19 Nisan 2011’de Van’da Demokratik Çözüm Çadırı’na polisin sert müdahalesi sonucu yaralananların hastaneye götürülmesiyle ilgili telefon görüşmesi yapmak da “suç delili” gösterildi. İddianamede bu suçlama “Bekir Kaya’nın örgüt lehine eylem yaparken yaralananları yardım için hastaneye gönderdiği görülmektedir” şeklinde nitelendirildi.


Savcı Yargıtay’ı da örgüt üyesi ilan etti!


İddianamede savcının trajikomik denilebilecek yorumları da yer aldı. Bekir Kaya’nın Öcalan’ı önder olarak gördüğünü iddia eden savcı, “Örgüt lideri olduğu dünya ve Yargıtay tarafından kabul edilen Öcalan’ı lider kabul edenler ancak örgütün üyeleri olabilir” şeklinde bir tanım yaptı. Savcı, böylece Bekir Kaya hakkında hukuki niteliği olmayan bir yorum yaparken Yargıtay’ı da örgüt üyesi olarak göstermiş oldu. Savcının hukuki bir metinde ancak hukuk dışı kalabilecek bu yorumu, “Bu lideri kendine lider kabul edenlerin bu liderden ne kadar bağımsız olduğunu sayın mahkemeniz takdir edecektir” şeklinde de devam etti.



“Bu dosya başından sonuna kadar facia”


Davada yaşanan tüm bu skandallar silsilesini Bekir Kaya’nın avukatı Erhan Aksoy’la konuştuk. “Bu dosya başından sonuna kadar facia” diyen Aksoy, “Şundan çok eminim: Bu soruşturmayı yapan Cumhuriyet savcısı ve mahkeme heyeti bu dosyayı incelememiş. Bu dosyanın ne olduğu hakkında fikirleri yok, Hukuksuzluk mu, çarpıcılık mı derseniz bu dosyanın başından sonuna kadar faciadır.

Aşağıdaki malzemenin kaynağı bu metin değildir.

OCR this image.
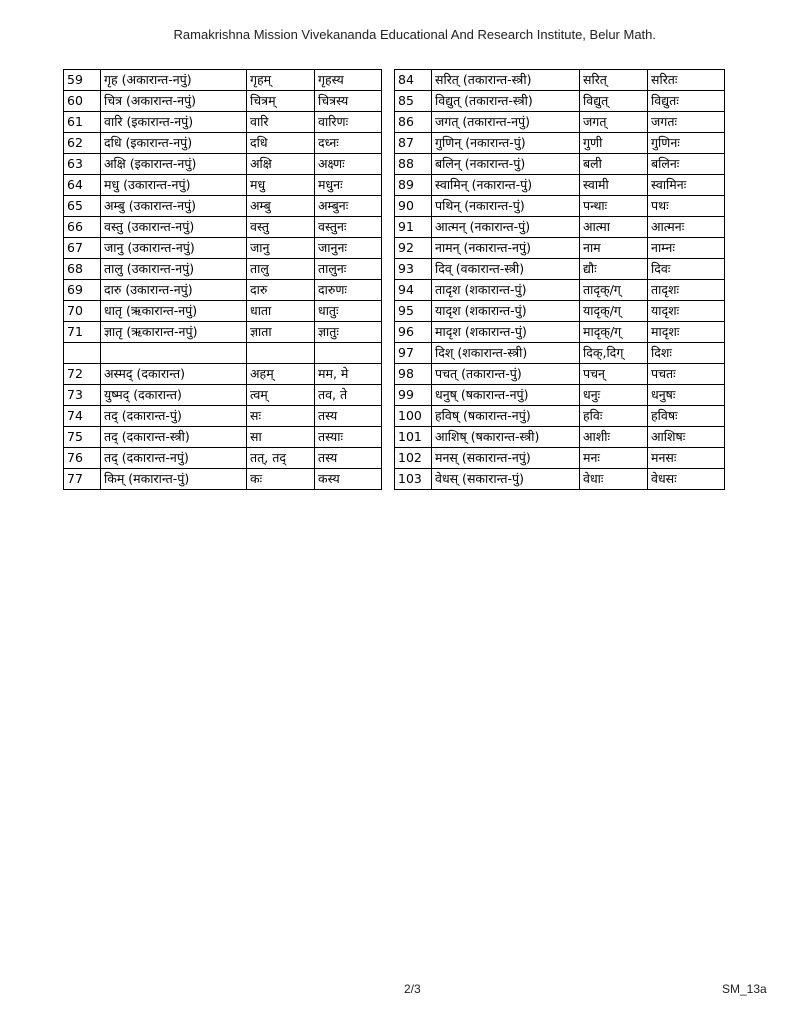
Ramakrishna Mission Vivekananda Educational And Research Institute, Belur Math.
59	गृह (अकारान्त-नपुं)	गृहम्	गृहस्य
60	चित्र (अकारान्त-नपुं)	चित्रम्	चित्रस्य
61	वारि (इकारान्त-नपुं)	वारि	वारिणः
62	दधि (इकारान्त-नपुं)	दधि	दध्नः
63	अक्षि (इकारान्त-नपुं)	अक्षि	अक्ष्णः
64	मधु (उकारान्त-नपुं)	मधु	मधुनः
65	अम्बु (उकारान्त-नपुं)	अम्बु	अम्बुनः
66	वस्तु (उकारान्त-नपुं)	वस्तु	वस्तुनः
67	जानु (उकारान्त-नपुं)	जानु	जानुनः
68	तालु (उकारान्त-नपुं)	तालु	तालुनः
69	दारु (उकारान्त-नपुं)	दारु	दारुणः
70	धातृ (ऋकारान्त-नपुं)	धाता	धातुः
71	ज्ञातृ (ऋकारान्त-नपुं)	ज्ञाता	ज्ञातुः

72	अस्मद् (दकारान्त)	अहम्	मम, मे
73	युष्मद् (दकारान्त)	त्वम्	तव, ते
74	तद् (दकारान्त-पुं)	सः	तस्य
75	तद् (दकारान्त-स्त्री)	सा	तस्याः
76	तद् (दकारान्त-नपुं)	तत्, तद्	तस्य
77	किम् (मकारान्त-पुं)	कः	कस्य
84	सरित् (तकारान्त-स्त्री)	सरित्	सरितः
85	विद्युत् (तकारान्त-स्त्री)	विद्युत्	विद्युतः
86	जगत् (तकारान्त-नपुं)	जगत्	जगतः
87	गुणिन् (नकारान्त-पुं)	गुणी	गुणिनः
88	बलिन् (नकारान्त-पुं)	बली	बलिनः
89	स्वामिन् (नकारान्त-पुं)	स्वामी	स्वामिनः
90	पथिन् (नकारान्त-पुं)	पन्थाः	पथः
91	आत्मन् (नकारान्त-पुं)	आत्मा	आत्मनः
92	नामन् (नकारान्त-नपुं)	नाम	नाम्नः
93	दिव् (वकारान्त-स्त्री)	द्यौः	दिवः
94	तादृश (शकारान्त-पुं)	तादृक्/ग्	तादृशः
95	यादृश (शकारान्त-पुं)	यादृक्/ग्	यादृशः
96	मादृश (शकारान्त-पुं)	मादृक्/ग्	मादृशः
97	दिश् (शकारान्त-स्त्री)	दिक्,दिग्	दिशः
98	पचत् (तकारान्त-पुं)	पचन्	पचतः
99	धनुष् (षकारान्त-नपुं)	धनुः	धनुषः
100	हविष् (षकारान्त-नपुं)	हविः	हविषः
101	आशिष् (षकारान्त-स्त्री)	आशीः	आशिषः
102	मनस् (सकारान्त-नपुं)	मनः	मनसः
103	वेधस् (सकारान्त-पुं)	वेधाः	वेधसः
2/3	SM_13a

Telefon dinleme izni olmadan telefonlar dinlenmiş, belgeler değiştirilmiş, böyle bir yargılama yapılama ya da savunma yapılamayacağı için biz de duruşmayı terk ettik” diye konuştu.



Aksoy, şöyle devam etti: “Alınan tüm ara kararlara itiraz edeceğiz. Tanık Koruma Şube Müdürlüğü ve soruşturma savcısı hakkında da ikişer suç duyurumuz var. Aynı zamanda HSYK ve Adalet Bakanlığı’na bu mahkemeyi teftiş edecek birilerinin gelmesi için başvurumuz olacak. Gerçekten yargılama bu şekilde giderse ne savunmanın ne de sanık sandalyesinde oturan insanların yapacağı bir şey yoktur.”


Tüm bu skandalların yaşandığı Van 5. Ağır Ceza Mahkemesi’nde görülen 8’i tutuklu 13 kişinin yargılandığı davanın 3. duruşması ise 23 Mart tarihinde gerçekleşecek.